A camada crítica da história de Moore não é o que construiu publicamente, mas o que não deixou o público ver. O seu filho Richard, nascido do seu primeiro casamento com Richard Meeker, morreu em outubro de 1980 aos vinte e quatro anos devido a um ferimento acidental de arma de fogo autoinfligido. Ela estava em produção de Ordinary People, a estreia de Robert Redford na realização, no qual interpretava uma mãe emocionalmente distante de um adolescente suicida. A coincidência temporal — filmar uma história sobre distância maternal enquanto sofria em privado a perda irreversível do seu próprio filho — não passou despercebida à própria Moore em entrevistas posteriores. O filme valeu-lhe uma nomeação para o Óscar. Não ganhou.
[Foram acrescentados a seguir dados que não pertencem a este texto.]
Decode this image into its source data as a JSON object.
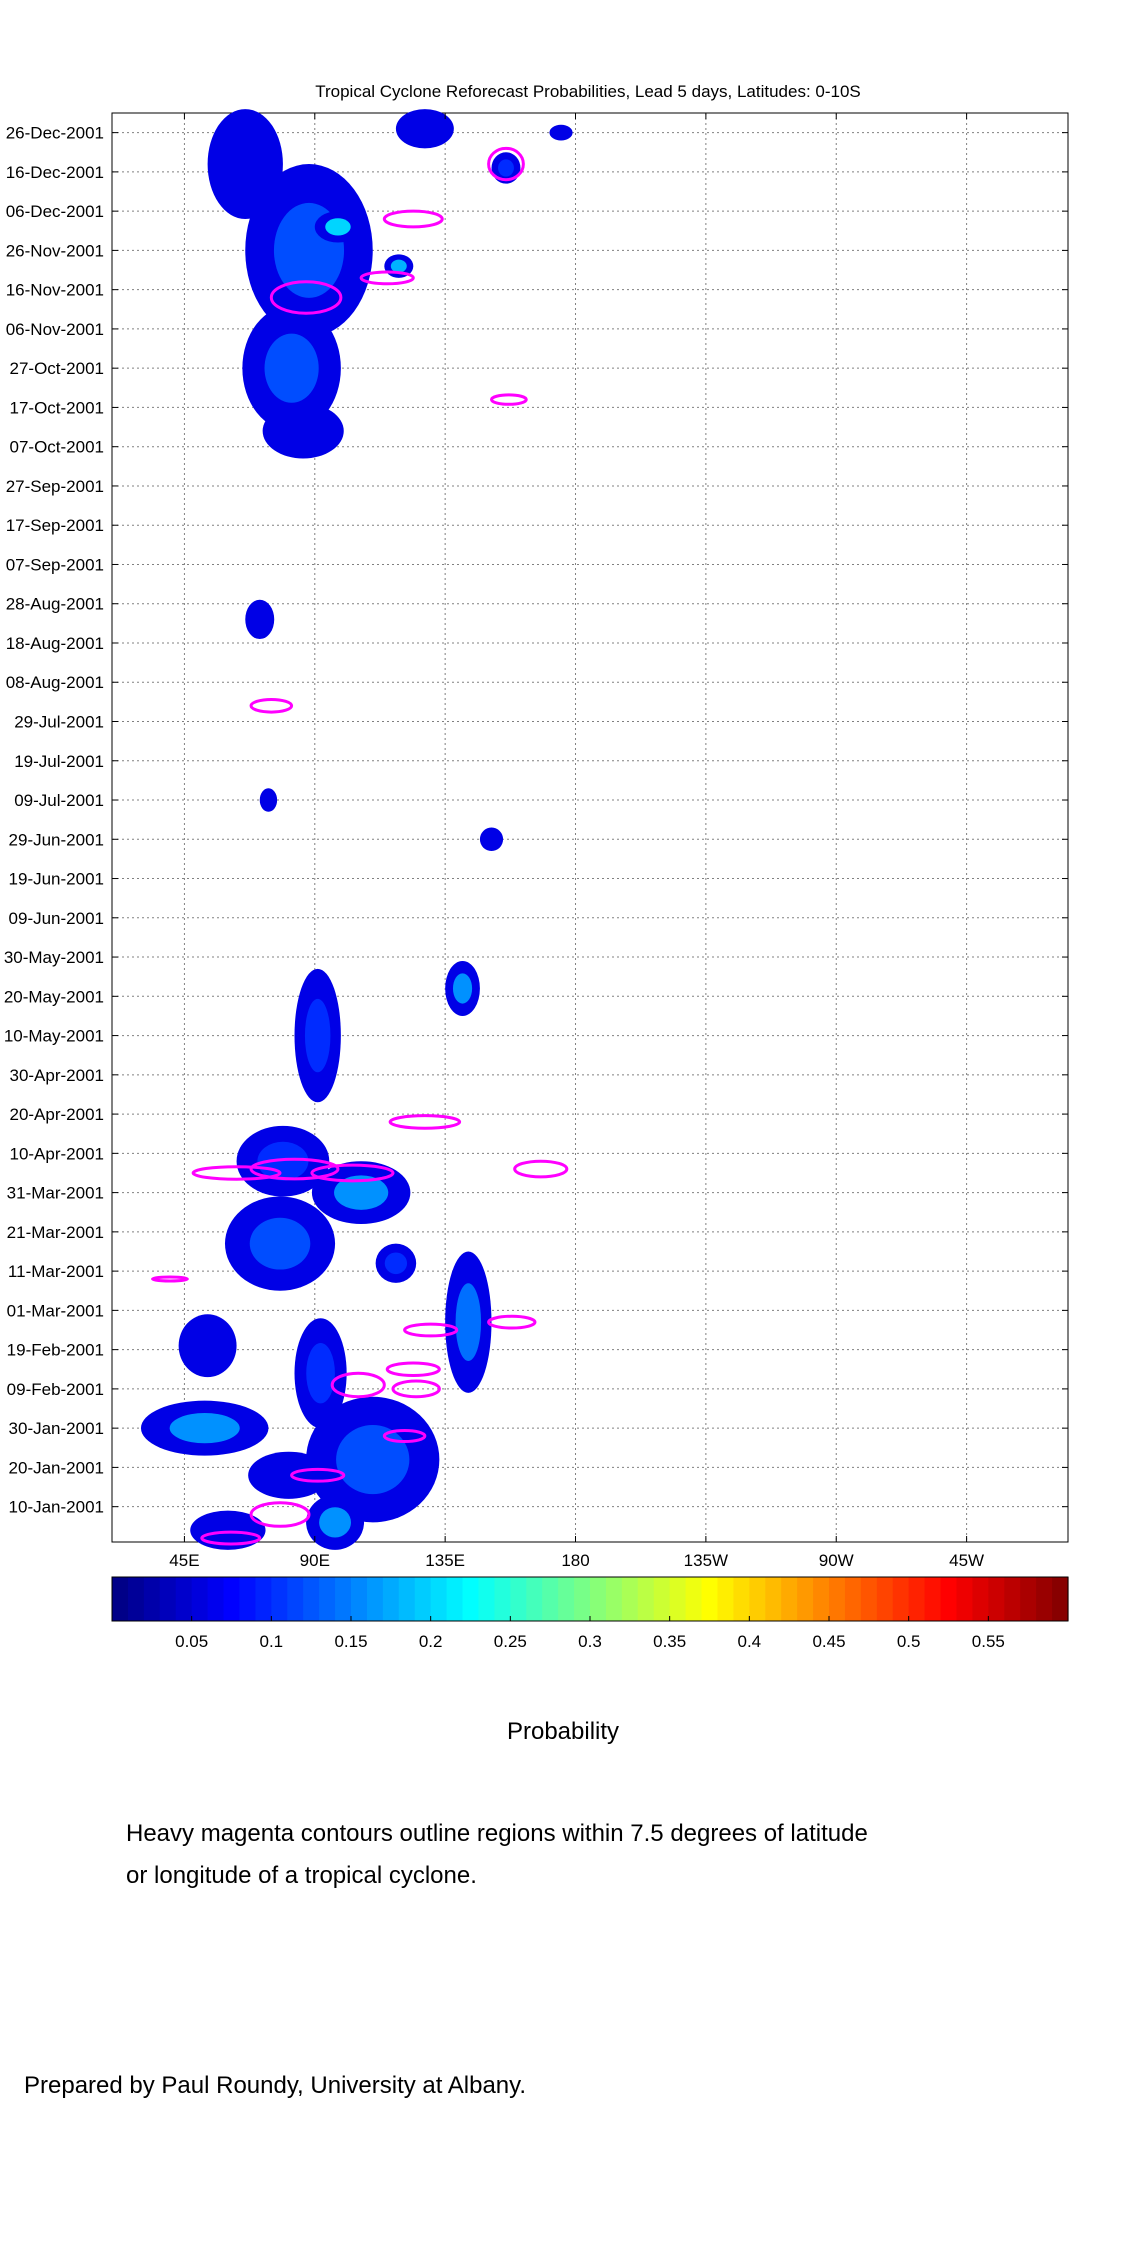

Raramente discutiu o que ganhar teria significado.

O alcoolismo que carregou durante grande parte da sua vida adulta só foi admitido publicamente em 1984, quando entrou no Betty Ford Center. A ligação entre a bebida e as perdas não foi algo que tenha explicado longamente. Tinha-lhe sido diagnosticada diabetes tipo 1 aos trinta e três anos, uma condição que gradualmente afetou a sua visão e motivou a sua defesa pública mais sustentada — presidiu à Juvenile Diabetes Research Foundation durante décadas e tornou-se uma das vozes mais reconhecidas do país para a investigação da diabetes, escrevendo uma memória intitulada Growing Up Again: Life, Loves, and Oh Yeah, Diabetes.

O seu casamento com Grant Tinker terminou em 1981, após dezanove anos. O seu terceiro e último casamento, com o cardiologista Robert Levine, durou de 1983 até à sua morte.

A última década da vida de Moore foi marcada por uma saúde debilitada — cirurgia ao cérebro em 2011, perda progressiva de visão — e por um reconhecimento institucional crescente daquilo que ela realmente fizera. O Screen Actors Guild atribuiu-lhe um Lifetime Achievement Award em 2011. Já tinha ganho sete Primetime Emmy Awards. A estátua que aprovou foi a da Nicollet Mall em Minneapolis, onde uma Mary Richards de bronze atira o seu tam o’shanter para o ar de inverno.

Mary Tyler Moore morreu em Greenwich, Connecticut, a 25 de janeiro de 2017. Tinha oitenta anos. A questão que o seu trabalho deixa em aberto é se Mary Richards era um desejo ou uma proposta — se Moore estava a mostrar às mulheres americanas aquilo em que se podiam tornar ou aquilo que já eram, se a televisão apontasse a câmara na direção certa.